In that case the taxpayer held loan notes (the first loan notes) which provided a right to convert them into another series of loan notes (the second loan notes). The second loan notes were convertible into shares. The Court of Appeal held that in determining whether the first loan notes represented at all times a normal commercial loan a distinction had to be drawn between the loan notes (the security) and the underlying debt. The legislation requires that it is the debt that has to represent a normal commercial loan and not the security. The conversion contemplated by section 162(2) CTA 2010 (as modified) would be a conversion of the underlying debt, not the security. In the Weston case the conversion of the first loan notes into the second loan notes did not change the terms of the underlying debt, so that debt was not a normal commercial loan because it carried rights to conversion into shares (which would not be corporate bonds) albeit that the rights came with the second loan notes rather than the first. Consequently the first loan notes did not meet the test in what is now section 162.
The Court of Appeal also held that whilst section 117 borrowed a modified meaning of ‘normal commercial loan’, the context in which the meaning was originally set, ie. Chapter 5 of CTA 2010 did not apply when considering the matter within section 117.

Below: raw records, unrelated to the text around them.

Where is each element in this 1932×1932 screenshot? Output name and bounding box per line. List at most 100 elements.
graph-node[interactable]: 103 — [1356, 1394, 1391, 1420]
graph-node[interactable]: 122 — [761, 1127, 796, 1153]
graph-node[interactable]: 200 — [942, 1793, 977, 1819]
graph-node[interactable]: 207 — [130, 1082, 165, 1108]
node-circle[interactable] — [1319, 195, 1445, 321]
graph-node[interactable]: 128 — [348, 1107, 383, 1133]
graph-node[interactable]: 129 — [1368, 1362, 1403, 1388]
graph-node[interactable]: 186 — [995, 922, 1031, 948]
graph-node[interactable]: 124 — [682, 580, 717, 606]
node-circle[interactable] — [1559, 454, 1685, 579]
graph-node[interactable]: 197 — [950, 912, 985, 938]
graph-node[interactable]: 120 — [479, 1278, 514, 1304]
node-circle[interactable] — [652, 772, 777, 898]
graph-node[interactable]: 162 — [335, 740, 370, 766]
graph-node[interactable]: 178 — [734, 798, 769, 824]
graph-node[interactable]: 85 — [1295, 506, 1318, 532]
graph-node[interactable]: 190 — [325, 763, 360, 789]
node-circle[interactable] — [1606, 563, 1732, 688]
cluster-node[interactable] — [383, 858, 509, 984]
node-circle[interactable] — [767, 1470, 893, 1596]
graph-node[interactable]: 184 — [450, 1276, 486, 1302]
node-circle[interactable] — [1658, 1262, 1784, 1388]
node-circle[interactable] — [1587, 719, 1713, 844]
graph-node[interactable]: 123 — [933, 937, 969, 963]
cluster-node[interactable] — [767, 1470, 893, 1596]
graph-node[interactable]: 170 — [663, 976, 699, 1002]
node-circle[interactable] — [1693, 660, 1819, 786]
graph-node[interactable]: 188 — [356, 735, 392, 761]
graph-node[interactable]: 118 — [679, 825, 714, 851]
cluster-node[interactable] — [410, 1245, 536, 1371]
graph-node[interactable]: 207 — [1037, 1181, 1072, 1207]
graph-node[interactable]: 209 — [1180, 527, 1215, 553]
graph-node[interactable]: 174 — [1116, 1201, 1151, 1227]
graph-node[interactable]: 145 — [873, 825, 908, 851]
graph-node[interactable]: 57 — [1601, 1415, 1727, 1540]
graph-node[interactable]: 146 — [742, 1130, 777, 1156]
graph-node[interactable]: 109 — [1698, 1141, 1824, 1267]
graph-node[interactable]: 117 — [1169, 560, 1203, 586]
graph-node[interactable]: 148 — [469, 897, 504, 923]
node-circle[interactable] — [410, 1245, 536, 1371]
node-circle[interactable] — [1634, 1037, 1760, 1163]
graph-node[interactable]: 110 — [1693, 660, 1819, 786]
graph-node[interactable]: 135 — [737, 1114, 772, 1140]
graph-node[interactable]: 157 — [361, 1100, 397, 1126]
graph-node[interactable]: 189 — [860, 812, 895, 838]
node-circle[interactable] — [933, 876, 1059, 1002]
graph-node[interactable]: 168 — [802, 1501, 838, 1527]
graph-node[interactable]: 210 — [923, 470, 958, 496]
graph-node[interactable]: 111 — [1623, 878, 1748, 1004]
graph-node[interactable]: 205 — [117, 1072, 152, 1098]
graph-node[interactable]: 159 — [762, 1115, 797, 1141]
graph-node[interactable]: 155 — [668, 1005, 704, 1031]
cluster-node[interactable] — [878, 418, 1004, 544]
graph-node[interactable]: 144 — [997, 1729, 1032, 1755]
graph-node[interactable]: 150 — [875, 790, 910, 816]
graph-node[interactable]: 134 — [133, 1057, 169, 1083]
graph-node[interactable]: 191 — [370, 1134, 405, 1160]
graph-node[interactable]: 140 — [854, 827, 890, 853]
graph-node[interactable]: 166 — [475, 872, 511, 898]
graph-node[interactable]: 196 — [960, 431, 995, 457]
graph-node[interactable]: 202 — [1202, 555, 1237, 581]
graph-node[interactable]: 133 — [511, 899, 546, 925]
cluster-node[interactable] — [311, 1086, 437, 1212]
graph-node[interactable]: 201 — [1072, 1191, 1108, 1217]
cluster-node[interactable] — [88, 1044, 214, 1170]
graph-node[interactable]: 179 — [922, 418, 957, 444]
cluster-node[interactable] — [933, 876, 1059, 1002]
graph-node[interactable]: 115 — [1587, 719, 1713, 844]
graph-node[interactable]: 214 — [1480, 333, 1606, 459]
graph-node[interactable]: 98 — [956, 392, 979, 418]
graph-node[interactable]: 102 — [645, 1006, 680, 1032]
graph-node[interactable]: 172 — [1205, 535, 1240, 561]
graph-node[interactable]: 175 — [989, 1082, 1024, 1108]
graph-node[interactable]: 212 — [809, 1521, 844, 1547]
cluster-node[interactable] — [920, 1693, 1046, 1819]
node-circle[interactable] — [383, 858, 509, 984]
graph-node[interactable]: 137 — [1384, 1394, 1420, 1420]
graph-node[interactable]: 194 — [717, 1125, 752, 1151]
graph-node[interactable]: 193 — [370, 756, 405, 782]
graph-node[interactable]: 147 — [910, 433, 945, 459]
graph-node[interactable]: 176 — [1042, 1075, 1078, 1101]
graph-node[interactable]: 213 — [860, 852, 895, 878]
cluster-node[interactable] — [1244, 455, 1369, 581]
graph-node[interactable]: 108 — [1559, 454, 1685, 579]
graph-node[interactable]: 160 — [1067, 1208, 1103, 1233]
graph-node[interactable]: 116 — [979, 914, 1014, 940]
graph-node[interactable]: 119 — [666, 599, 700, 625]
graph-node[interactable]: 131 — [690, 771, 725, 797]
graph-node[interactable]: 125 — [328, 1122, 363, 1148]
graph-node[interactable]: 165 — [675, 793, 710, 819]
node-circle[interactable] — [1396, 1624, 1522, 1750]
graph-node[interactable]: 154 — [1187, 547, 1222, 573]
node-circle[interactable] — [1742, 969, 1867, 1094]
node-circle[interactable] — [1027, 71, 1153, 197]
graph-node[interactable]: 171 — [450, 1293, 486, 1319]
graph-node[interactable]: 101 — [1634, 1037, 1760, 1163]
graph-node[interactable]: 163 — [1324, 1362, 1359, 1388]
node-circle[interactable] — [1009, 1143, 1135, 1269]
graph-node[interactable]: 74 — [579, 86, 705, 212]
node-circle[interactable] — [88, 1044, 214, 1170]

In determining whether a loan comes within section 162 it is important to remember that the underlying debt must have represented a commercial loan at all times.
Example
In 2010 a company issues securities that meet all of the criteria in section 117 except that the securities can be converted into shares of the quoted parent company. Consequently at that time the underlying debt cannot be a ‘normal commercial loan’ within the meaning of section 162 CTA and so the securities cannot meet the conditions within section 117 to be treated as qualifying corporate bonds (QCBs). In 2011 the quoted parent company is placed in liquidation and so the choice to convert is lost. Shortly thereafter the securities are redeemed at which time all of the conditions in section 117 would appear to be met. Nevertheless there was a time when the debt could have been converted. In other words the loan has not been a commercial loan at all times and so the securities are not QCBs at the time of redemption.